The Medicare program and Medicare beneficiaries could have saved a combined $1.6 billion if provider-based facilities charged the same payment rate as freestanding facilities, OIG found.
Medicare and its beneficiaries paid significantly higher prices at provider-based facilities than they would have paid to freestanding facilities for the same services, according to a report from the Office of Inspector General (OIG).
OIG conducted the audit because three Medicare Payment Advisory Commission (MedPAC) reports and a previous OIG report had found that hospitals were increasingly buying physician practices and running them as provider-based facilities to receive higher payment rates.
OIG aimed to identify the potential cost savings to Medicare and its beneficiaries by comparing payments for services at provider-based facilities to what payments would have been at freestanding facilities for the same services.
The data reflects $3.95 billion in payments for evaluation and management (E/M) services from 2010 through 2017 in eight states: California, Colorado, Florida, Louisiana, Michigan, Missouri, New York, and Texas. Researchers compiled the data using outpatient and Physician Fee Schedule (PFS) claims for E/M services performed in provider-based facilities.
The report found that the Medicare program and Medicare beneficiaries could have seen significant savings for E/M services if the services were paid as if freestanding facilities provided them.
Medicare paid $3.2 billion and beneficiaries paid $794 million for E/M services performed at provider-based facilities during the audit period. If the physicians had been paid at the freestanding PFS non-facility rate and hospitals paid nothing under the Outpatient Prospective Payment System (OPPS), Medicare would have paid $1.8 billion, while beneficiaries would have paid $460 million.
This amounts to $1.3 billion in savings for Medicare and $334 million for Medicare beneficiaries, for a combined cost savings of over $1.6 billion.
In addition, if payments to provider-based facilities had been based on the freestanding facility rate, beneficiaries would have only had to make one coinsurance payment instead of two and the cost-sharing would have likely been lower as well, the report noted.
In the CY 2018 OPPS final rule and CY 2019 PFS final rule, CMS took measures to equalize payments between provider-based facilities and freestanding facilities. The agency adjusted the rates so that both facilities would be paid at 40 percent of what they would have been paid under the OPPS.
If this adjustment had been effective during the audit period, Medicare and its beneficiaries would have saved $1.4 billion on E/M services.
OIG recommended that CMS pursue legislative or regulatory changes to reduce costs for the Medicare program and Medicare beneficiaries by equalizing E/M payments between provider-based facilities and freestanding facilities
In response, CMS referred to regulatory action it had taken and noted that any further changes may require legislative action. The agency did not directly agree or disagree with OIG’s recommendation, but OIG noted that its comments were closely aligned with the report’s findings and suggestions.
Regarding the OIG report, the Medical Group Management Association (MGMA) voiced concern about implementing site-neutral payments for provider-based facilities and freestanding facilities.

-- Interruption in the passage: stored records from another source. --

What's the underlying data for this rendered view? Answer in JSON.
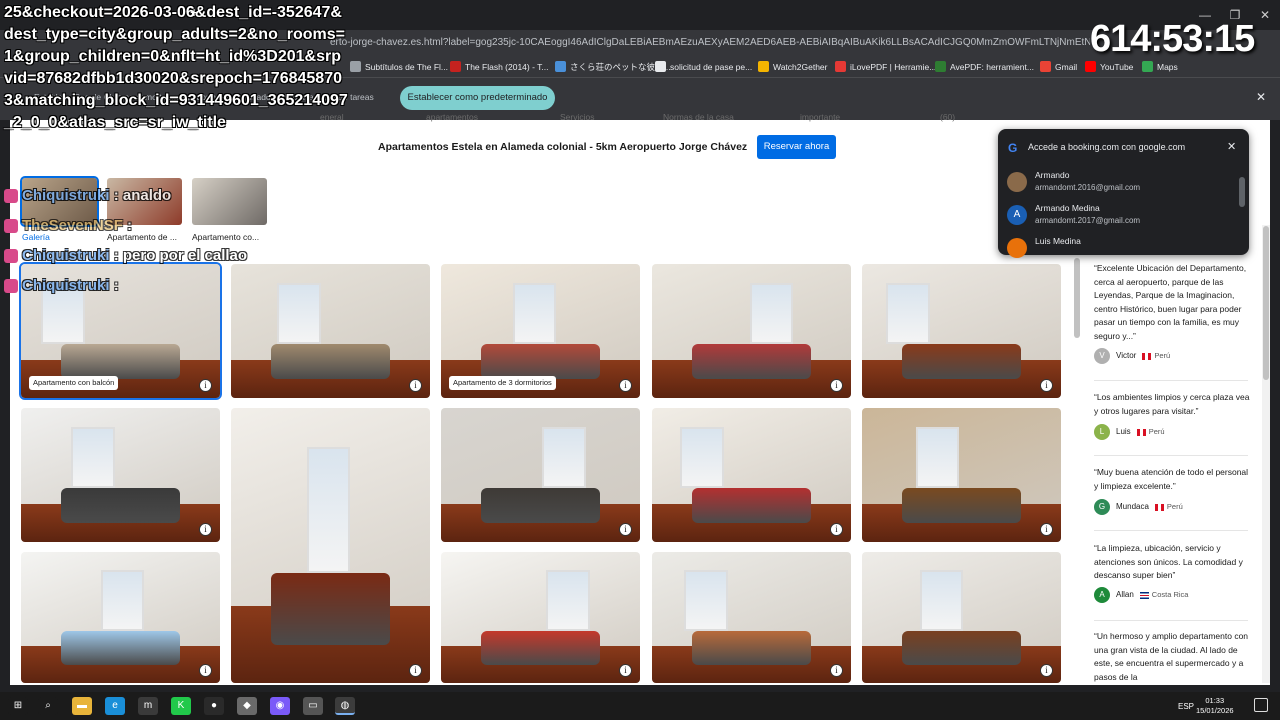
{
  "browser": {
    "url": "erto-jorge-chavez.es.html?label=gog235jc-10CAEoggI46AdIClgDaLEBiAEBmAEzuAEXyAEM2AED6AEB-AEBiAIBqAIBuAKik6LLBsACAdICJGQ0MmZmOWFmLTNjNmEtNGMwNC04ODgwLWU",
    "bookmarks": [
      {
        "label": "Subtítulos de The Fl...",
        "color": "#9aa0a6"
      },
      {
        "label": "The Flash (2014) - T...",
        "color": "#c5221f"
      },
      {
        "label": "さくら荘のペットな彼女...",
        "color": "#4a90d9"
      },
      {
        "label": "solicitud de pase pe...",
        "color": "#e8eaed"
      },
      {
        "label": "Watch2Gether",
        "color": "#f4b400"
      },
      {
        "label": "iLovePDF | Herramie...",
        "color": "#e53935"
      },
      {
        "label": "AvePDF: herramient...",
        "color": "#2e7d32"
      },
      {
        "label": "Gmail",
        "color": "#ea4335"
      },
      {
        "label": "YouTube",
        "color": "#ff0000"
      },
      {
        "label": "Maps",
        "color": "#34a853"
      }
    ],
    "infobar_text": "Establece Google Chrome como tu navegador predeterminado y fíjalo a la barra de tareas",
    "infobar_button": "Establecer como predeterminado",
    "close_icon": "✕"
  },
  "page": {
    "nav_tabs": [
      "eneral",
      "apartamentos",
      "Servicios",
      "Normas de la casa",
      "importante",
      "(60)"
    ],
    "hotel_title": "Apartamentos Estela en Alameda colonial - 5km Aeropuerto Jorge Chávez",
    "reserve_button": "Reservar ahora",
    "thumbnails": [
      {
        "label": "Galería",
        "colors": [
          "#b9a48a",
          "#6d5a48"
        ]
      },
      {
        "label": "Apartamento de ...",
        "colors": [
          "#c9b8a4",
          "#8e3b2a"
        ]
      },
      {
        "label": "Apartamento co...",
        "colors": [
          "#d6d0c6",
          "#6f6a66"
        ]
      }
    ],
    "photos": [
      {
        "tag": "Apartamento con balcón",
        "wall": "#e6e2dc",
        "accent": "#b9a893",
        "selected": true
      },
      {
        "tag": "",
        "wall": "#e7e3db",
        "accent": "#a08a6e",
        "selected": false
      },
      {
        "tag": "Apartamento de 3 dormitorios",
        "wall": "#efe8dd",
        "accent": "#b24a3a",
        "selected": false
      },
      {
        "tag": "",
        "wall": "#ebe7df",
        "accent": "#b13a3a",
        "selected": false
      },
      {
        "tag": "",
        "wall": "#ece8e2",
        "accent": "#8a3a1a",
        "selected": false
      },
      {
        "tag": "",
        "wall": "#f0f0ef",
        "accent": "#3a3a3a",
        "selected": false
      },
      {
        "tag": "",
        "wall": "#f2efea",
        "accent": "#7a2a14",
        "selected": false
      },
      {
        "tag": "",
        "wall": "#d8d5d0",
        "accent": "#3e3a36",
        "selected": false
      },
      {
        "tag": "",
        "wall": "#f1ede6",
        "accent": "#b33030",
        "selected": false
      },
      {
        "tag": "",
        "wall": "#cbb698",
        "accent": "#7a4a20",
        "selected": false
      },
      {
        "tag": "",
        "wall": "#f4f4f2",
        "accent": "#9ec7e8",
        "selected": false
      },
      {
        "tag": "",
        "wall": "#f6f5f2",
        "accent": "#c4392b",
        "selected": false
      },
      {
        "tag": "",
        "wall": "#ecebe7",
        "accent": "#b86a3a",
        "selected": false
      },
      {
        "tag": "",
        "wall": "#eeece8",
        "accent": "#7a4020",
        "selected": false
      }
    ],
    "info_icon": "i"
  },
  "reviews": [
    {
      "text": "“Excelente Ubicación del Departamento, cerca al aeropuerto, parque de las Leyendas, Parque de la Imaginacion, centro Histórico, buen lugar para poder pasar un tiempo con la familia, es muy seguro y...”",
      "name": "Victor",
      "initial": "V",
      "avatar_color": "#b0b0b0",
      "country": "Perú",
      "flag": "peru"
    },
    {
      "text": "“Los ambientes limpios y cerca plaza vea y otros lugares para visitar.”",
      "name": "Luis",
      "initial": "L",
      "avatar_color": "#8bb34a",
      "country": "Perú",
      "flag": "peru"
    },
    {
      "text": "“Muy buena atención de todo el personal y limpieza excelente.”",
      "name": "Mundaca",
      "initial": "G",
      "avatar_color": "#2e8b57",
      "country": "Perú",
      "flag": "peru"
    },
    {
      "text": "“La limpieza, ubicación, servicio y atenciones son únicos. La comodidad y descanso super bien”",
      "name": "Allan",
      "initial": "A",
      "avatar_color": "#1e8a3a",
      "country": "Costa Rica",
      "flag": "costarica"
    },
    {
      "text": "“Un hermoso y amplio departamento con una gran vista de la ciudad. Al lado de este, se encuentra el supermercado y a pasos de la",
      "name": "",
      "initial": "",
      "avatar_color": "",
      "country": "",
      "flag": ""
    }
  ],
  "google_popup": {
    "logo": "G",
    "title": "Accede a booking.com con google.com",
    "close": "✕",
    "accounts": [
      {
        "name": "Armando",
        "email": "armandomt.2016@gmail.com",
        "initial": "",
        "color": "#8a6a4a"
      },
      {
        "name": "Armando Medina",
        "email": "armandomt.2017@gmail.com",
        "initial": "A",
        "color": "#1a5fb4"
      },
      {
        "name": "Luis Medina",
        "email": "",
        "initial": "",
        "color": "#e8710a"
      }
    ]
  },
  "stream_overlay": {
    "timer": "614:53:15",
    "url_text": "25&checkout=2026-03-06&dest_id=-352647&dest_type=city&group_adults=2&no_rooms=1&group_children=0&nflt=ht_id%3D201&srpvid=87682dfbb1d30020&srepoch=1768458703&matching_block_id=931449601_365214097_2_0_0&atlas_src=sr_iw_title",
    "plus": "+",
    "chat": [
      {
        "name": "Chiquistruki",
        "message": ": analdo",
        "style": "chatname"
      },
      {
        "name": "TheSevenNSF",
        "message": ":",
        "style": "chatname2"
      },
      {
        "name": "Chiquistruki",
        "message": ": pero por el callao",
        "style": "chatname"
      },
      {
        "name": "Chiquistruki",
        "message": ":",
        "style": "chatname"
      }
    ]
  },
  "window_controls": {
    "minimize": "—",
    "maximize": "❐",
    "close": "✕"
  },
  "taskbar": {
    "apps": [
      {
        "name": "windows-start",
        "glyph": "⊞",
        "color": "#1b1b1b"
      },
      {
        "name": "search",
        "glyph": "⌕",
        "color": "#1b1b1b"
      },
      {
        "name": "file-explorer",
        "glyph": "▬",
        "color": "#e8b43a"
      },
      {
        "name": "edge",
        "glyph": "e",
        "color": "#1a8fd8"
      },
      {
        "name": "app-m",
        "glyph": "m",
        "color": "#3a3a3a"
      },
      {
        "name": "app-k",
        "glyph": "K",
        "color": "#21c94a"
      },
      {
        "name": "app-red",
        "glyph": "●",
        "color": "#2a2a2a"
      },
      {
        "name": "app-shield",
        "glyph": "◆",
        "color": "#6a6a6a"
      },
      {
        "name": "app-discord",
        "glyph": "◉",
        "color": "#7a5af8"
      },
      {
        "name": "app-drive",
        "glyph": "▭",
        "color": "#555"
      },
      {
        "name": "chrome",
        "glyph": "◍",
        "color": "#3c3c3c"
      }
    ],
    "language": "ESP",
    "time": "01:33",
    "date": "15/01/2026"
  }
}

“While MGMA is concerned with the financial sustainability of the Medicare program and opportunities for potential savings, the OIG report fails to consider what the appropriate payment amount should be across non-facility settings,” Anders Gilberg, senior vice president of government affairs at MGMA, said in a statement emailed to RevCycleIntelligence.
“The OIG report assumes the lower non-facility payment amount is the appropriate site-neutral rate. However, current non-facility setting payment rates fail to adequately reimburse the cost of furnishing E/M services for a majority of physician practices caring for Medicare beneficiaries,” Gilberg continued.
“Lowering payment rates for hospital outpatient settings without appropriately assessing payment adequacy for existing non-facility settings, such as the physician office, simply compounds the problem of inadequate reimbursement for E/M services in Medicare.”